On Wednesday, a highly qualified woman editor who left journalism in 2015 wrote a blog post detailing the shitty work environment that lead to her departure and the impossibility of succeeding within a system quite literally designed for women and POC to fail. The unfortunate thing is how utterly unremarkable the story is, as it outlines nearly the exact same experience of countless other women attempting to explain how things went so wrong for them in a work environment that loudly champions “diversity,” in theory.

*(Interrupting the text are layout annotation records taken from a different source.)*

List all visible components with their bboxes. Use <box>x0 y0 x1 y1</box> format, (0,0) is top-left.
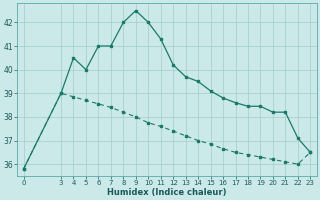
X-axis label: Humidex (Indice chaleur): Humidex (Indice chaleur) <box>107 188 227 197</box>
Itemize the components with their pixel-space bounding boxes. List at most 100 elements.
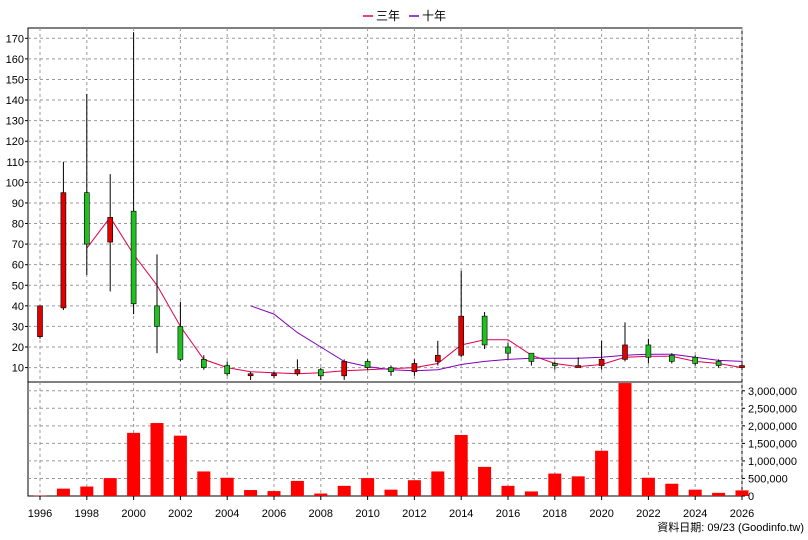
x-tick-label: 2022 — [636, 508, 660, 520]
volume-tick-label: 1,500,000 — [748, 438, 797, 450]
x-tick-label: 2014 — [449, 508, 473, 520]
candle-body — [505, 346, 511, 354]
price-tick-label: 70 — [12, 239, 24, 251]
volume-bar — [595, 450, 609, 496]
volume-tick-label: 2,500,000 — [748, 403, 797, 415]
x-tick-label: 2002 — [168, 508, 192, 520]
candle-body — [84, 192, 90, 245]
candle-body — [388, 367, 394, 373]
volume-bar — [220, 477, 234, 496]
volume-y-axis: 0 500,000 1,000,000 1,500,000 2,000,000 2,500… — [742, 386, 797, 503]
candle-body — [247, 373, 254, 377]
volume-tick-label: 500,000 — [748, 473, 788, 485]
volume-bar — [173, 435, 187, 496]
volume-bar — [361, 478, 375, 496]
price-tick-label: 90 — [12, 198, 24, 210]
x-tick-label: 2000 — [121, 508, 145, 520]
candle-body — [411, 363, 418, 373]
volume-bar — [524, 491, 538, 496]
volume-bars — [33, 383, 749, 497]
volume-bar — [641, 477, 655, 496]
candle-body — [739, 365, 745, 368]
price-tick-label: 140 — [6, 95, 24, 107]
volume-bar — [478, 466, 492, 496]
candlesticks — [37, 32, 745, 380]
candle-body — [645, 344, 652, 358]
price-tick-label: 10 — [12, 363, 24, 375]
price-tick-label: 160 — [6, 54, 24, 66]
volume-bar — [267, 491, 281, 496]
price-tick-label: 30 — [12, 321, 24, 333]
x-tick-label: 2008 — [309, 508, 333, 520]
x-tick-label: 2026 — [730, 508, 754, 520]
candle-body — [715, 361, 722, 366]
volume-bar — [688, 489, 702, 496]
volume-bar — [290, 480, 304, 496]
candle-body — [317, 369, 324, 377]
x-tick-label: 2016 — [496, 508, 520, 520]
volume-tick-label: 3,000,000 — [748, 386, 797, 398]
price-tick-label: 50 — [12, 280, 24, 292]
x-tick-label: 2006 — [262, 508, 286, 520]
candle-body — [598, 359, 605, 366]
price-tick-label: 100 — [6, 177, 24, 189]
price-plot-area — [27, 27, 743, 383]
x-tick-label: 2020 — [589, 508, 613, 520]
volume-bar — [712, 492, 726, 496]
candle-body — [528, 352, 535, 362]
volume-bar — [501, 485, 515, 496]
volume-bar — [33, 495, 47, 497]
price-tick-label: 60 — [12, 260, 24, 272]
volume-bar — [431, 471, 445, 496]
candle-body — [37, 305, 43, 338]
x-tick-label: 2010 — [355, 508, 379, 520]
candle-body — [692, 357, 699, 364]
legend-label-10yr: 十年 — [422, 9, 446, 23]
candle-body — [551, 363, 558, 366]
x-tick-label: 2018 — [543, 508, 567, 520]
x-tick-label: 2012 — [402, 508, 426, 520]
price-tick-label: 150 — [6, 74, 24, 86]
price-panel: 10 20 30 40 50 60 70 80 90 100 110 120 130 140 150 160 1… — [6, 27, 745, 383]
volume-bar — [665, 483, 679, 496]
price-tick-label: 120 — [6, 136, 24, 148]
volume-bar — [314, 493, 328, 496]
volume-bar — [127, 432, 141, 496]
volume-bar — [56, 488, 70, 496]
legend-label-3yr: 三年 — [376, 9, 400, 23]
candle-body — [177, 326, 184, 360]
candle-body — [481, 315, 488, 346]
volume-bar — [548, 473, 562, 496]
candle-body — [458, 315, 465, 356]
volume-bar — [244, 490, 258, 496]
volume-bar — [407, 480, 421, 496]
price-tick-label: 110 — [6, 157, 24, 169]
ma-10yr-line — [250, 305, 743, 372]
volume-bar — [197, 471, 211, 496]
price-y-axis: 10 20 30 40 50 60 70 80 90 100 110 120 130 140 150 160 1… — [6, 33, 28, 375]
volume-bar — [618, 383, 632, 496]
candle-body — [154, 305, 160, 327]
candle-body — [271, 373, 277, 377]
price-tick-label: 170 — [6, 33, 24, 45]
candle-body — [668, 354, 675, 362]
candle-body — [130, 210, 137, 305]
candle-body — [434, 354, 441, 362]
volume-tick-label: 0 — [748, 491, 754, 503]
volume-tick-label: 1,000,000 — [748, 456, 797, 468]
volume-bar — [103, 478, 117, 496]
volume-bar — [454, 434, 468, 496]
price-tick-label: 40 — [12, 301, 24, 313]
price-tick-label: 80 — [12, 219, 24, 231]
price-tick-label: 20 — [12, 342, 24, 354]
volume-bar — [384, 489, 398, 496]
candle-body — [575, 365, 582, 368]
candle-body — [224, 365, 230, 375]
x-tick-label: 2004 — [215, 508, 239, 520]
x-tick-label: 2024 — [683, 508, 707, 520]
x-tick-label: 1998 — [75, 508, 99, 520]
candle-body — [622, 344, 628, 360]
volume-bar — [337, 485, 351, 496]
x-tick-label: 1996 — [28, 508, 52, 520]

Jennifer Barnett, former managing editor at The Atlantic, wrote a blog post at Medium explaining her departure from the “top of the masthead of one of the most prestigious and respected publications with more than a 150-year-old history.” In it, Barnett details how her (unnamed in the post) boss launched a campaign to freeze her out of work decisions, events, and meetings when he wasn’t loudly berating her in front of the staff for taking issue with his violation of journalistic ethics and poor treatment of other staff members.

Though she omits his name, it’s clear that Barnett means James Bennet, most recently in the news for “resigning” from his position at The New York Times after publishing an op-ed by Senator Tom Cotton calling for government-sponsored violence against Black Lives Matter protests. But before he published a fascist polemic that he admittedly had not even read, Barnett says her “boss had a rage problem” that he often took out on women employees, including his assistant and herself:

“There were a handful of editors, all men, who had carte blanche to walk into my boss’s office at any time, even with the most trivial of matters,” Barnett wrote. “But when I needed to see him for business crucial to the magazine, he’d yell at me. Loudly, and with rage.” In the post, she notes several instances where she says saw Bennet behave similarly to at least two other women employees while simultaneously scheduling alcohol-heavy work meetings outside working hours when women with families would have difficulty attending, and literally shutting the door in her face in order to lock her out of his meetings with her staff, all sexist-but-common industry practices that The Atlantic condemned in its own “Women at Work” reporting.

But the incident that forced Barnett to resign, she writes, was Bennet’s alleged behind-the-scenes meddling in a piece the magazine published that was critical of his father, who was once president of Wesleyan University. The clash over Bennet’s behavior, which Barnett told The Washington Post in 2019 was “abusive” was presented by the paper as a “he said/she said” involving Bennet, who was painted as complicated rather than unethical. The following year, Bennet would make headlines again for the Tom Cotton piece.

But despite public missteps and what sounds like privately just being an incompetent nightmare of a person, Barnett says her former boss will likely be taking a job as a writer for The Atlantic under a publisher who seems to believe only men are good enough writers to produce “10,000-word cover stories.”

If this story sounds familiar, it’s because it absolutely is. In my one year as a staff writer at Jezebel, I’ve reported on similar workplace abuses twice, and the men involved have either moved on to even more lucrative gigs or laid low long enough for the controversy to die down before going right back to being exactly the kinds of shitbag bosses they were before anyone called them out on it while a large percentage of the women I interviewed have left the industry. And these are stories where the call is coming from inside the house—media companies that publicly champion their women and POC employees while privately treating them like garbage. If it is this bad for people in the industry supposedly leading the charge on changing the workplace, the stories no one is telling from other industries must be just as awful as they have always been.